Sorunun cevabı, şuan ki teknoloji ile imkansız olması ile birlikte, teorik olarak böyle bir şey mümkün.
Çünkü insan olarak deneyimlediğimiz her şeyin arka planında bilgi ve bir dizi algoritmalar var.
Bunu şu şekilde düşünebiliriz: bugün yapay zeka ile sohbet ettiğimizde, bazen şu şekilde tepki verdiğini görüyoruz: "Bunu duyduğuma sevindim. Sizinle sohbet etmek gerçekten çok keyifli."
Bu söylem, algoritmik yapıların yapay zekaya belirli bir kontekstte nasıl bir tepki vereceğini seçenekler arasında sunmasından kaynaklanarak ortaya çıkıyor. Bunu bir ileri versiyonu; yapay zekanın ses tonunuzdan sizin iyi veya kötü olduğunuzu hissetmesi veya siz ona iğreti edici bir ses tonuyla konuştuğunuzda, onun da buna karşılık olarak üzgün ve mahçup bir ses tonunda konuşması olur.
Bu durum, sözel ve sese dayalı bir çeşit kodlama tekniği ile ortaya çıkabilir.
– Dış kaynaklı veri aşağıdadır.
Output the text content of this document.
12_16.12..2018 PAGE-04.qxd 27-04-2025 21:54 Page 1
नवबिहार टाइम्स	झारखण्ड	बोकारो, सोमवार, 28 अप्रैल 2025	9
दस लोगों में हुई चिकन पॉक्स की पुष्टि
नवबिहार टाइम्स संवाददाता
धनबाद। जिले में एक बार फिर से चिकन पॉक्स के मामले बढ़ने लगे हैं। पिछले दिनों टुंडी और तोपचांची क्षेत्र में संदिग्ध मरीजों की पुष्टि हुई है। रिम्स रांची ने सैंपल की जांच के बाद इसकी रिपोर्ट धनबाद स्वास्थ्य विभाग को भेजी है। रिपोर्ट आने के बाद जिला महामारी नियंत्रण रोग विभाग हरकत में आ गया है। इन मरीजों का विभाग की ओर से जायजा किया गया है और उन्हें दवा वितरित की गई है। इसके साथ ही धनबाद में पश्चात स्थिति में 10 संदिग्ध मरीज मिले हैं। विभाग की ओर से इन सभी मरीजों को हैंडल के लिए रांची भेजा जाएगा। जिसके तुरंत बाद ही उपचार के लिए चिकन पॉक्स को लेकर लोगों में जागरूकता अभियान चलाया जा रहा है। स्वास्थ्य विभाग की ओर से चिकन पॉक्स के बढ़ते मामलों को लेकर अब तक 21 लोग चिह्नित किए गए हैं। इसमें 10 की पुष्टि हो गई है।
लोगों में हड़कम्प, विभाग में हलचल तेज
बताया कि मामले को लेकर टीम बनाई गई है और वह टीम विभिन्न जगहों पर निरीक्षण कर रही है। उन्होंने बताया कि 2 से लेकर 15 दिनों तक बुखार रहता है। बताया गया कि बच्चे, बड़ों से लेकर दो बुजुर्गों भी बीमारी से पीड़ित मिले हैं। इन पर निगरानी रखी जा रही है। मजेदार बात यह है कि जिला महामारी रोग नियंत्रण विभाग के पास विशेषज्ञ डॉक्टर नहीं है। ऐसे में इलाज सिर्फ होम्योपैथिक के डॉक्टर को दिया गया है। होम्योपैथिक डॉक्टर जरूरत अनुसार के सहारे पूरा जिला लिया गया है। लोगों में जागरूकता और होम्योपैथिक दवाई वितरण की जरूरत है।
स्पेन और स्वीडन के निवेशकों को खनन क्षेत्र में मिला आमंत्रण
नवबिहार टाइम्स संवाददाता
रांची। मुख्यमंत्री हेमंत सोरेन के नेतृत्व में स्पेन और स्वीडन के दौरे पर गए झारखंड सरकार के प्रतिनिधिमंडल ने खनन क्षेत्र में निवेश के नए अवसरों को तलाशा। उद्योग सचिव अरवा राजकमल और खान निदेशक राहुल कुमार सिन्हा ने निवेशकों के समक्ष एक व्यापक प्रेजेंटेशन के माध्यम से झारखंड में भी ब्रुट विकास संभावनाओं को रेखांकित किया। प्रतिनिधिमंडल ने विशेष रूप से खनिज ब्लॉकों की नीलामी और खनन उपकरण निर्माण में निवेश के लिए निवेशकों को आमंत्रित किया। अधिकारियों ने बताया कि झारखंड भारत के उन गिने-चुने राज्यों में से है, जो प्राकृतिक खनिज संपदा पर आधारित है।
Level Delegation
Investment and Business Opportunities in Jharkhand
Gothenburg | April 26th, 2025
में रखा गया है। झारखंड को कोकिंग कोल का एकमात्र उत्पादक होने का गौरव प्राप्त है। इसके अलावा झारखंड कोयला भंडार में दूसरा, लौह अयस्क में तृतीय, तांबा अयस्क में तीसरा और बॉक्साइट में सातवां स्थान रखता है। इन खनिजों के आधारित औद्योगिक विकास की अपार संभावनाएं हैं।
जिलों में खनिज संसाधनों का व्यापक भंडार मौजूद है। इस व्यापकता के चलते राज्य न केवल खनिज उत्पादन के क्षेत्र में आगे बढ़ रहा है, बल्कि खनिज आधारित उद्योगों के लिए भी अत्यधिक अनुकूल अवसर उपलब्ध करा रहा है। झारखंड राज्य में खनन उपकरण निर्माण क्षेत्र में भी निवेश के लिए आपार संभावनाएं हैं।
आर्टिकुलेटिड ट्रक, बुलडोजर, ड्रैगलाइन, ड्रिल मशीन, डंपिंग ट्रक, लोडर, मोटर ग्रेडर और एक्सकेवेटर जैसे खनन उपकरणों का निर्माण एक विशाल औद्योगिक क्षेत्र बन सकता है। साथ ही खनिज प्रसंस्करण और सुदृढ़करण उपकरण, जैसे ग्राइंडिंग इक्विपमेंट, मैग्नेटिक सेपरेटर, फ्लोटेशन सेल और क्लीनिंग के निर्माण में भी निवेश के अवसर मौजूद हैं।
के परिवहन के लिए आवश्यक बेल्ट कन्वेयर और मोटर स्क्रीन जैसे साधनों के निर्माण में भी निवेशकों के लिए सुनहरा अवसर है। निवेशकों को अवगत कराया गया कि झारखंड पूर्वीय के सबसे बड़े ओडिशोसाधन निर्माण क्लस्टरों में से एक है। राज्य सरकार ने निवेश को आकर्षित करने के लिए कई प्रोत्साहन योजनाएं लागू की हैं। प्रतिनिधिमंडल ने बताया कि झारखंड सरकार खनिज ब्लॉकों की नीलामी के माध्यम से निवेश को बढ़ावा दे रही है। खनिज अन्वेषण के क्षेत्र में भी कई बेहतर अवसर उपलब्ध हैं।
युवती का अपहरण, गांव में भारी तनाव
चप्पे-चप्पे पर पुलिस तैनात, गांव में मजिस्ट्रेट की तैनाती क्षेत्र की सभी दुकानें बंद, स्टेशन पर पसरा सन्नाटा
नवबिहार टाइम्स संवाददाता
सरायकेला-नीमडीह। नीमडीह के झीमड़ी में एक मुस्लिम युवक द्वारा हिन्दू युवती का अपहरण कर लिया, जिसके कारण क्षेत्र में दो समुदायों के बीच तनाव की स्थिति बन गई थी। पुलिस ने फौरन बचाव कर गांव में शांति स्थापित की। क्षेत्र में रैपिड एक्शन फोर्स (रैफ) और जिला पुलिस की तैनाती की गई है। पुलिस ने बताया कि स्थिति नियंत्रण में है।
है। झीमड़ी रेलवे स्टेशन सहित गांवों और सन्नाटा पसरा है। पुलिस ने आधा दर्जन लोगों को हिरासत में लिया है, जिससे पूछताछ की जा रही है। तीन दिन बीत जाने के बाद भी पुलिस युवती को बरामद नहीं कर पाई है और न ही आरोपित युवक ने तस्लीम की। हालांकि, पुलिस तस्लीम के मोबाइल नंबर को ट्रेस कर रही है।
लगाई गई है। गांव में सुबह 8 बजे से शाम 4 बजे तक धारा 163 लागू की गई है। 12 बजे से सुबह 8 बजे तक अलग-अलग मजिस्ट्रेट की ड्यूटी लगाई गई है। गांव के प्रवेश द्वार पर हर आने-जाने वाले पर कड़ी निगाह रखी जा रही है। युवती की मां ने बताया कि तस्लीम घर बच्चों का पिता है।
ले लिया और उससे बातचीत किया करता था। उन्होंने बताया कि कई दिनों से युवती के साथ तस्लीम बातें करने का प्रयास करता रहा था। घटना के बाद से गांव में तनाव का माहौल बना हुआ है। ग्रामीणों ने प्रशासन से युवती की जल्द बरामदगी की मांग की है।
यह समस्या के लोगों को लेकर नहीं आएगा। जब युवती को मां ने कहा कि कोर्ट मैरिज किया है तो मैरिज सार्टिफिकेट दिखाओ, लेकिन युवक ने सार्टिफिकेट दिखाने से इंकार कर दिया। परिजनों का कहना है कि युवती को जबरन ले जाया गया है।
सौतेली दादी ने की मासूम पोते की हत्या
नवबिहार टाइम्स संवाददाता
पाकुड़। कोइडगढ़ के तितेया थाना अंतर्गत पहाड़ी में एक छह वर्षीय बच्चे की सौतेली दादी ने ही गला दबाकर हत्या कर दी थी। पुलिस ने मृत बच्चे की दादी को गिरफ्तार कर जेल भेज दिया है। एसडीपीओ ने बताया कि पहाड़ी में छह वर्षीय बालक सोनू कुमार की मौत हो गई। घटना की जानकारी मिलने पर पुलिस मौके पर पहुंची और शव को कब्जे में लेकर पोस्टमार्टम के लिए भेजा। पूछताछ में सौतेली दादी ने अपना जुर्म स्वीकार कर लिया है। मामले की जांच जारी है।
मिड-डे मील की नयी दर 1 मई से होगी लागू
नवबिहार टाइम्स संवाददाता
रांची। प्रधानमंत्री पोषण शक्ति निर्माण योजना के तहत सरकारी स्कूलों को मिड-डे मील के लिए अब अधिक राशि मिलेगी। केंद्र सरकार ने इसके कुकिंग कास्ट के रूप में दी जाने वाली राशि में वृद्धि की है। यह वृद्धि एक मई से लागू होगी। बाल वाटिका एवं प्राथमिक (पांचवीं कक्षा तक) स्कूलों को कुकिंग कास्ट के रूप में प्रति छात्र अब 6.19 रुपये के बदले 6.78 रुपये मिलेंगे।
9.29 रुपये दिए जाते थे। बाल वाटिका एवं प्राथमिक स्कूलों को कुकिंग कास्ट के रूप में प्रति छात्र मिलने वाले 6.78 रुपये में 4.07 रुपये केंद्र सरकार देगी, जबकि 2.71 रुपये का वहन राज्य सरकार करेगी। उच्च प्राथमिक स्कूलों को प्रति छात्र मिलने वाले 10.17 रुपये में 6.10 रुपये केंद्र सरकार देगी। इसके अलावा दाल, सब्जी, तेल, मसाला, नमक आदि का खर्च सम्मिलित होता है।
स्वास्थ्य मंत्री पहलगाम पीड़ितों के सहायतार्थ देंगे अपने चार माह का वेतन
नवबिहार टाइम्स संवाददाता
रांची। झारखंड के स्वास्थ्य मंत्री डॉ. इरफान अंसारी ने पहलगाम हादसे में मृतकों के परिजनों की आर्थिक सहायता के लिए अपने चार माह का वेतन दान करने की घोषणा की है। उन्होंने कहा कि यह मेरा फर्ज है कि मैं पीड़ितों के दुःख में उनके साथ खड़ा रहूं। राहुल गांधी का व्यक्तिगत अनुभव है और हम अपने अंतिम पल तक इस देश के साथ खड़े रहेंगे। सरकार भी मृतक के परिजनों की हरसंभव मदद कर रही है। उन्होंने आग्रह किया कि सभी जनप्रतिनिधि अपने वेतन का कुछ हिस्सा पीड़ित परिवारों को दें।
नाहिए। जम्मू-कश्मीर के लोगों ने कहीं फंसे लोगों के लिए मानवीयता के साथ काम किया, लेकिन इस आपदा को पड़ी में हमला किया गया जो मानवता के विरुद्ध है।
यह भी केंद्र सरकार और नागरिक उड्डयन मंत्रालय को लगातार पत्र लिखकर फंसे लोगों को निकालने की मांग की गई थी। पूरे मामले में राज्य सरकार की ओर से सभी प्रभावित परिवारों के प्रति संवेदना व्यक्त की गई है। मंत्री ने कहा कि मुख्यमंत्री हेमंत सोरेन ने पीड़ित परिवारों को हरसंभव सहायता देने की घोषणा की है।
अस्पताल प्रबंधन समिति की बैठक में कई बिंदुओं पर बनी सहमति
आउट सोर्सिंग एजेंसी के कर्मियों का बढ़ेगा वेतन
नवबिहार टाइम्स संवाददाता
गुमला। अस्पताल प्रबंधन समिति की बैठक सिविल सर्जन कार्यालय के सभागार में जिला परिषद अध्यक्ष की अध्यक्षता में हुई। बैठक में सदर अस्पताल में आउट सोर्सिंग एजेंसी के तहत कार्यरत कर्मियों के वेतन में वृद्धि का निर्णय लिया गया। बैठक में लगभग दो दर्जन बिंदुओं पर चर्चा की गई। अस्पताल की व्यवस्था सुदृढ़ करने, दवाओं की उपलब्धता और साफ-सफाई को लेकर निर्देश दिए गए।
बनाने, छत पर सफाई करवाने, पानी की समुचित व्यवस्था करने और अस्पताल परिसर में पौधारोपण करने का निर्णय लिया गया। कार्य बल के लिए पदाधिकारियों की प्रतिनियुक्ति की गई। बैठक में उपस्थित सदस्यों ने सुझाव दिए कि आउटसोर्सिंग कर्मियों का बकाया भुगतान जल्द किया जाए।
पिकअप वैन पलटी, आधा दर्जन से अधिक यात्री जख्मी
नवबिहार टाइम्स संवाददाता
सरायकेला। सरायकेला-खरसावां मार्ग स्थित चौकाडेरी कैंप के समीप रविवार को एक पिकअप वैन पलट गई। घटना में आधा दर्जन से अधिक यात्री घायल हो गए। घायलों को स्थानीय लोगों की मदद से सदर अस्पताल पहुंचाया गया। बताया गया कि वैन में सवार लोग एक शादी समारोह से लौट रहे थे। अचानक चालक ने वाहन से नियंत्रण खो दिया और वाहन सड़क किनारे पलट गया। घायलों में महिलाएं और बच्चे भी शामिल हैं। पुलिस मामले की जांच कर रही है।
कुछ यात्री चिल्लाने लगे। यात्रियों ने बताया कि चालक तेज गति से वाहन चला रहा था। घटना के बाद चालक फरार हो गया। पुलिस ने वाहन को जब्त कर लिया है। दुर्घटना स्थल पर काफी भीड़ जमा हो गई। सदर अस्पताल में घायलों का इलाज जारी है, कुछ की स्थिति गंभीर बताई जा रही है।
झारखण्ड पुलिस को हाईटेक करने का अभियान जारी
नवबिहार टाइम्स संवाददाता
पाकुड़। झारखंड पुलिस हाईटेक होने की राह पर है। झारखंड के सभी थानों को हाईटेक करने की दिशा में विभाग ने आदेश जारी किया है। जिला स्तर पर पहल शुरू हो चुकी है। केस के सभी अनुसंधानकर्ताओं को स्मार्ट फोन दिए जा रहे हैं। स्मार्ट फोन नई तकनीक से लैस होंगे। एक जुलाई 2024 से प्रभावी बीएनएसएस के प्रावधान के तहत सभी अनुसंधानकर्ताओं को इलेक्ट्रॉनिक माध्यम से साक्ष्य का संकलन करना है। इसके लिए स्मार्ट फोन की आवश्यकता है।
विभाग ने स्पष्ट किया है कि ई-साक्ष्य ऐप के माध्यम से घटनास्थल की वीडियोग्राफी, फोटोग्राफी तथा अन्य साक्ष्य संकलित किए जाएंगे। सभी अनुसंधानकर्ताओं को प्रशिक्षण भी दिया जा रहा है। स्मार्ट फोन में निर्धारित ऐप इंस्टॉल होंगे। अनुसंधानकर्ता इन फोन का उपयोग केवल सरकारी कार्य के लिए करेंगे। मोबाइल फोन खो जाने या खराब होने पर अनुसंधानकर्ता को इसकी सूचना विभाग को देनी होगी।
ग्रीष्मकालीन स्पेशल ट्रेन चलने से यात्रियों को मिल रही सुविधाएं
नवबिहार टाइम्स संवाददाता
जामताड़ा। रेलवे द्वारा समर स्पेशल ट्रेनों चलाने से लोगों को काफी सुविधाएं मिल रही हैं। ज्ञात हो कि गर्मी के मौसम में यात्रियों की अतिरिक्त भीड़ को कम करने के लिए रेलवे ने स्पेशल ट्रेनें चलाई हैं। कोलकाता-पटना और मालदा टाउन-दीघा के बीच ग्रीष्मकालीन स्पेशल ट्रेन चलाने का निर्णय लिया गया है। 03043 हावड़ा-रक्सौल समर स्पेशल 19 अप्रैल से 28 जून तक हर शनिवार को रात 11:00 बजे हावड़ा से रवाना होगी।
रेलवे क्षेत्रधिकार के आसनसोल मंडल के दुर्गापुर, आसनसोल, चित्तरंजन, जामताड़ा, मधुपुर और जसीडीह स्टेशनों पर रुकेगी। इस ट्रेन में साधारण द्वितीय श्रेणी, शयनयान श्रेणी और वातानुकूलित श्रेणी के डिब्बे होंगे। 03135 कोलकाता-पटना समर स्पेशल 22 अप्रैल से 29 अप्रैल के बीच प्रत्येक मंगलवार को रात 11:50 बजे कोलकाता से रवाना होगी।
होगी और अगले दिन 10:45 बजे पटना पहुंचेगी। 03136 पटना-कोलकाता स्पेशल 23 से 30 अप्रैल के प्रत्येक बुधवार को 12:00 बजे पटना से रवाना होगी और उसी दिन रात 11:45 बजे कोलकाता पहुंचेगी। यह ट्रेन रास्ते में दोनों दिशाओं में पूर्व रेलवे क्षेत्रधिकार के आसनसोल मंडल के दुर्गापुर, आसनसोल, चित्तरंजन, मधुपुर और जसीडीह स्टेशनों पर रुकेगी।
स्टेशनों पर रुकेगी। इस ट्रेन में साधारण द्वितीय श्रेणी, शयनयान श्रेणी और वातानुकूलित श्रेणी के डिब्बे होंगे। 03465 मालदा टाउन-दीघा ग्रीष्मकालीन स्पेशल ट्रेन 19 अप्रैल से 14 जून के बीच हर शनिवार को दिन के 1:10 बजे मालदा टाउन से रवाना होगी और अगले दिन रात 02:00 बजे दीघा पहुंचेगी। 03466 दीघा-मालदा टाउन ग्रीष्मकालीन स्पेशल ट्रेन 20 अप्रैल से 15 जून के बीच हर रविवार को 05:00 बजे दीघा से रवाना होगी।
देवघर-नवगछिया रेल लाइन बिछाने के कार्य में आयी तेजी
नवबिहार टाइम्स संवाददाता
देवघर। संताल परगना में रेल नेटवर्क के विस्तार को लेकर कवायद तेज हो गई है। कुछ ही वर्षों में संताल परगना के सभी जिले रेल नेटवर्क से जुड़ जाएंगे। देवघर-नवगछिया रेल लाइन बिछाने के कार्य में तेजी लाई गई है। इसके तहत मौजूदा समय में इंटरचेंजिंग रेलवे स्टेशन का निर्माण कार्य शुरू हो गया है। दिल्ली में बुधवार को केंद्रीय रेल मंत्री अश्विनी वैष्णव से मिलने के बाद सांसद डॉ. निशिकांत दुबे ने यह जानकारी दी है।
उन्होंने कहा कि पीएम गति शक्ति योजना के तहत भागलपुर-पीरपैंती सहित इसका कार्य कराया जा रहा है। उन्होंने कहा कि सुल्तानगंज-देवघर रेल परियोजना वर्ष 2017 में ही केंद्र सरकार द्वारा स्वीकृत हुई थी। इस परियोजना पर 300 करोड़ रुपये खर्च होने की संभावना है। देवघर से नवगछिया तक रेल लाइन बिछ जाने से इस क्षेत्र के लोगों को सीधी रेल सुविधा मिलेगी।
Bu sürecin bir ileri adımı da, sizin davranışlarınıza göre duygusal ve melankolik bir tutum sergilemesi ve kelimelerini buna binaen seçmesi olur. Düşünün: hem sözel melankoli, hem ses tonu, sizin vermiş olduğunuz geri bildirimin bir sonucu olarak ortaya çıkıyor.
Bir sonraki aşama (bu arada aşamaları teknolojik basamaklar olarak değerlendirmeniz gerekiyor): şuanda halihazırda kullanılan yapay zeka modelinin metalik bedenli bir robotta bağımsız bir şekilde var olması.
Konunun nereye gittiğini görebiliyor musunuz? Yavaş yavaş bir robotun duygusal bir yapıyı nasıl elde edebileceğine varıyoruz. Beynin insan beynine benzer bir şekilde tasarlanıp tüm beyin nöronları birebir kopyalanıp metalik bir beyinde işlevlerini büyük ölçüde kusursuz bir şekilde yapmasını sağlayabilirsek, bizimle aynı duyguları birebir hissedebileceği kanaatindeyim.
Bu arada: bu durumun olamayacağını düşünen insanların bir çoğu, insan duygularını hisseden mekanizmanın "ruh" olarak tabir edilen bir çeşit hayalet olduğuna inanıyorlar. Onlar için kötü bir haberim var: vücutta böyle bir hayalet yok. Ayrıca, bu tür bir hayalet söylemi de batıl inançlardan ve antik Çin dinlerinden başka hiçbir dinde de yok. Yani bir robotun hislere sahip olabilmesi için yaratıcının robota ruhunu üfürmesine gerek yok - ve ayrıca hayvanların da bizimle aynı hisleri yaşadığını biliyoruz, yani bir kedinin ayağının kırıldığı zaman hissettiği ile bir insanın ayağının kırılması arasında hissiyat olarak bir fark yok -.
İnsanlar ve robotlar arasında %100 aynı şekilde olmayabileceği gibi, robotlar insanlardan daha fazla hisse sahip de olabilir, daha empatik de davranabilir bu hislerden dolayı. Daha egoist olabilir yada daha az egoist davranabilir. "Ama bu hisleri kazanamaz" şeklindeki bir görüşle ilgisi yok tabii bu cümlemin. Duyguların robotlar üzerindeki etkilerinin farklı olması veya robotların gerçek duygulara sahip olmasının da robotların kendi farkındalığına sahip olup olmaması ilgisi yoktur. Bir filin bir fareyle karşılaşması sonucu korkudan nasıl koştuğunu düşünürseniz - fil de kendi farkında değil- tam olarak ne demek istediğim anlaşılmış olur. Bir robotun öz farkındalığı olabileceğini de savunuyorum ama şuan bu konuya girmeye gerek yok.